Les exigences de l’artiste sont connues : tempérament ombrageux, hyper-sensibilité aux conditions matérielles du concert et à l’attitude du public, prestation interrompue pour un toussotement intempestif dans la salle, etc. Caprices de star ? Certains l’ont dit. Mais il y a la musique, et il ne fait pas de doute que, pour Jarrett, l’environnement matériel aussi bien qu’humain en détermine le déploiement : c’est vrai pour les trois extraordinaires soirées du trio au Blue Note de New York (200 places, 914 m2, précise l’auteur) comme pour l’orgue « de la Sainte-Trinité » de l’abbaye bénédictine d’Ottobeuren (RFA) où Jarrett improvise ses Hymns et ses Spheres, et d’ailleurs de tout le reste, studios d’enregistrement inclus. « On dit que je maltraite le public mais on ne comprend pas que c’est à lui de refermer le cercle que je trace. » (Interview parue en 2009 dans le Corriere della Sera.)

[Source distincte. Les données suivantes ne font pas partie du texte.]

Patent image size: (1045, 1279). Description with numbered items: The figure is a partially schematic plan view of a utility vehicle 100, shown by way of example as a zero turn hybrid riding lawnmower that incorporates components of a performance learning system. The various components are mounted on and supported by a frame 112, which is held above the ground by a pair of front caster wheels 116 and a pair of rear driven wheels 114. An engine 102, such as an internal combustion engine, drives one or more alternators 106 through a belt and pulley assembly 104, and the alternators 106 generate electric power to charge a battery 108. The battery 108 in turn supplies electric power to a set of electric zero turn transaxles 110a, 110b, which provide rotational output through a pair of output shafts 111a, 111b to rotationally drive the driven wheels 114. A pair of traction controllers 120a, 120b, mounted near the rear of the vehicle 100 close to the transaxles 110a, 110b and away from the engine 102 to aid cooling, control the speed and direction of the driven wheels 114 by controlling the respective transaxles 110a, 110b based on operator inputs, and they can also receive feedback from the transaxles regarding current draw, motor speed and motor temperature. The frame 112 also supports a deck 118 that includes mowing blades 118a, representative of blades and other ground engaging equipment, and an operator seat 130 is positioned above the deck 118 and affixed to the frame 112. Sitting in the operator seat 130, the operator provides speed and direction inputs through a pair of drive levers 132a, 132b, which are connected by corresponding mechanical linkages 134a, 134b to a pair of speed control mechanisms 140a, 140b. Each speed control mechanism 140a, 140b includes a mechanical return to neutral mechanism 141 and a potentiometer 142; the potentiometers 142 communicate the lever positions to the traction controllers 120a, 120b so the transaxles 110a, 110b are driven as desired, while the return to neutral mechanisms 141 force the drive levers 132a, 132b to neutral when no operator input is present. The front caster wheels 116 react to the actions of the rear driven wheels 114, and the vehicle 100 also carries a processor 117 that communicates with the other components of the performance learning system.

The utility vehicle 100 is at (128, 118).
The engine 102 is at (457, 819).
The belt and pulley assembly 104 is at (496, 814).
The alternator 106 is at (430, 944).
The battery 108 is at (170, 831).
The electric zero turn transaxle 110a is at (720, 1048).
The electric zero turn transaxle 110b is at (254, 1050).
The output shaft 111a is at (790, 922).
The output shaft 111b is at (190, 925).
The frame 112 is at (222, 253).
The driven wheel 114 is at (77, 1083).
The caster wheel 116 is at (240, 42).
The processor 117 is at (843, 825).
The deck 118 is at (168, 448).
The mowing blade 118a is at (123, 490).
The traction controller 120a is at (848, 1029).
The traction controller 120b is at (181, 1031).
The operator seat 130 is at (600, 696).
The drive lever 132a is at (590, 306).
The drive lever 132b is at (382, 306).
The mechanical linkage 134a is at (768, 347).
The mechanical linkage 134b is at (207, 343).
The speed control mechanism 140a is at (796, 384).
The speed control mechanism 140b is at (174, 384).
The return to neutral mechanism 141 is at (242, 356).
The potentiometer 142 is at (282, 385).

La photographie retenue pour la couverture de l’ouvrage (qui semble avoir été discutée jusqu’à en retarder la parution, et finalement retenue pour des raisons imaginables car elle n’est autre que celle du célébrissime Köln Concert) s’avère de ce point de vue plus polysémique qu’il n’y paraît d’abord : l’artiste intensément engagé dans un corps un corps avec son instrument, dans un dialogue intime d’où le dehors est exclu, peut aussi être regardée dans ce qu’elle ne montre pas : le cercle que forment l’homme et le piano, un vide de blancheur d’où la musique advient. La calligraphie de Gyokusei Jikihara qui illustre la pochette de l’album Changeless ne dit pas autre chose – et même un peu plus, car le relevé du pinceau qui s’assèche, au terme de cet unique trait, ménage à la libre circulation des souffles vitaux l’indispensable ouverture.